In a media briefing this morning, Dyer outlined three of the major policy initiatives the province has taken on to reduce emissions, including Carbon Capture and Storage (CCS) efforts and the Specified Gas Emitters Regulation (SGER) – which essentially puts a price on carbon for large emitters. While he acknowledged Alberta for being the first jurisdiction in North America to put a price on emissions, he suggested that the current policies don’t pack enough punch to reach climate goals.
“[The province] doesn’t really have a high enough price on pollution to incent the kind of reductions that we need to see,” Dyer said.
“Alberta has built a car here, but it’s missing the engine of a strong carbon price or a strong signal to reduce greenhouse gas pollution.”
Under existing SGER rules, companies emitting more than 100,000 tonnes of greenhouse gases per year are required to reduce emissions by 12 per cent. If they don’t meet those targets, emitters can also comply by purchasing offset credits and making payments into the Climate Change Emissions Management Fund (CCEMF), to be invested in reduction efforts and developing new efficiency technologies.
“The Pembina Institute certainly supports the idea of using this carbon pricing to achieve further emission reductions, and the Climate Change Emissions Management Corporation (CCEMC) does seem to be investing in a full range of technology types and recognizing the need for near-term reductions,” said Dyer, though he noted that the group managing the fund has its weaknesses.
“The CCEMC board is currently dominated by large emitter industry representatives," he said. "And it doesn’t really have strong representation from clean technology or transportation sectors.”
Pembina’s recommendations include strengthening the CCEMC by encouraging involvement from clean economy sectors, along with increasing the current ceiling carbon price from $15 per tonne to $30 or more.
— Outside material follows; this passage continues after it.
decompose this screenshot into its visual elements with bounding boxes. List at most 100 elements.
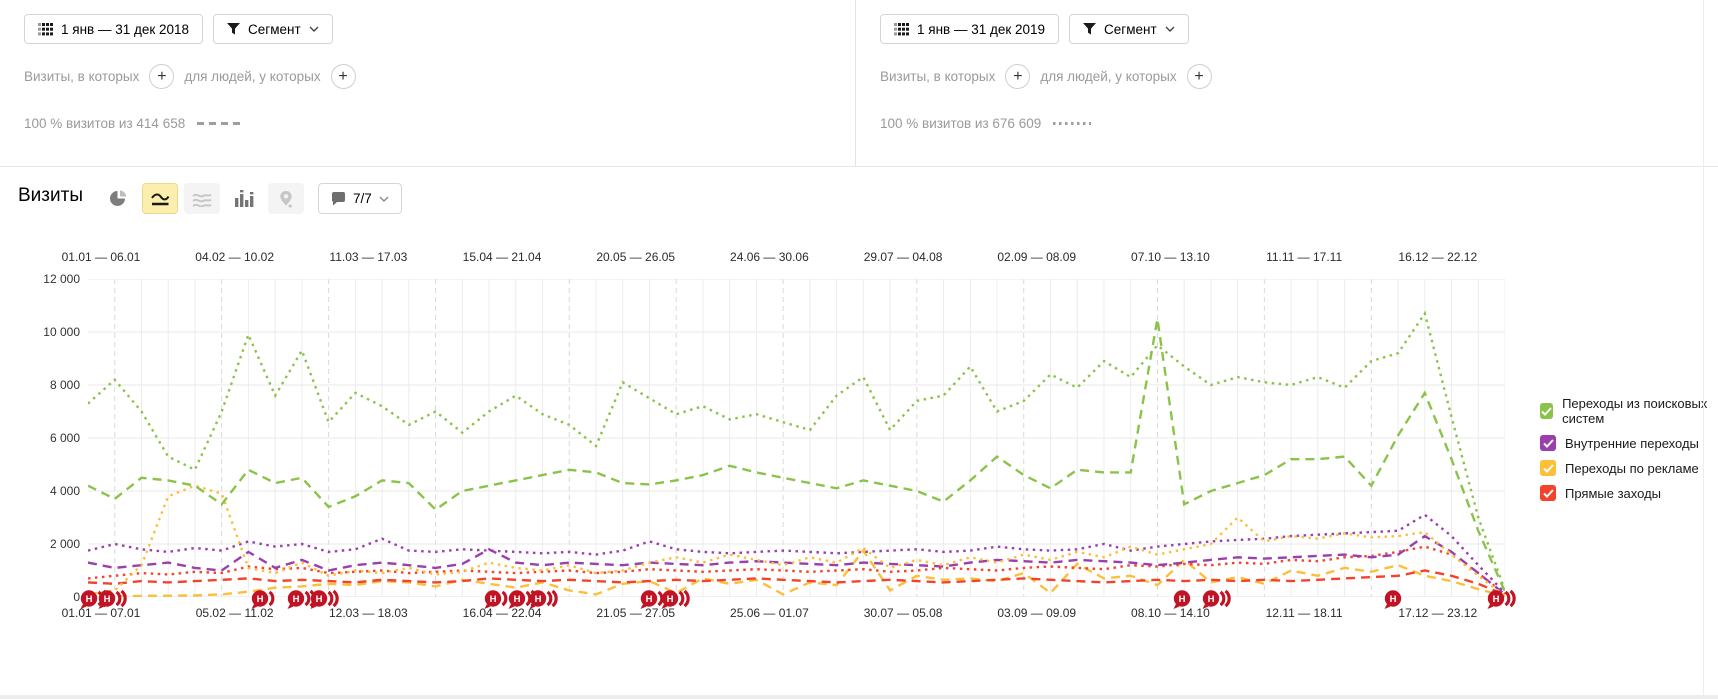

The authors also paid special attention to tar sands development, recommending that officials moderate the approval rate for new oil sands projects.
Jessica Potter, a spokesperson for Alberta Environment and Water, said the government is open to these recommendations and welcomes the opportunity to engage with environmental groups.
“We appreciate the constructive criticism from the Pembina Institute, and we’re looking forward to talking with them further,” said Potter. “This is a positive thing.”
Potter agreed that there’s still more to be done to push forward and meet emissions targets. But the notion of limiting development in the oil sands may not be an easy sell.
“The oil sands are in a position to meet the growing global demand, and it’s increasing. It has to be met somewhere,” Potter said.
“We’re a major energy-producing jurisdiction, but we have responsible and stringent environmental regulations. So we think we’re in a good position to meet that global demand while being responsible.”
As for boosting the price on carbon, Potter says it’s something the government will carefully consider.
“We’ve always said that our price on carbon was a starting point. We support a higher price on carbon, but other jurisdictions need to be on board,” she said.
According to Dyer, the Pembina report was not meant to throw out the province’s current policies but to provide constructive feedback to help make them stronger. However, to meet ambitious goals by the year 2020, environmentalists say the province will have to act fast in making some key adjustments.
“The absolute growth in greenhouse gas emissions from Alberta between the period of 1990 to 2009 exceeds any other jurisdiction in the US or Canada,” said Dyer.
“So it’s obviously critically important that Alberta has strong policies in order to address this trend.”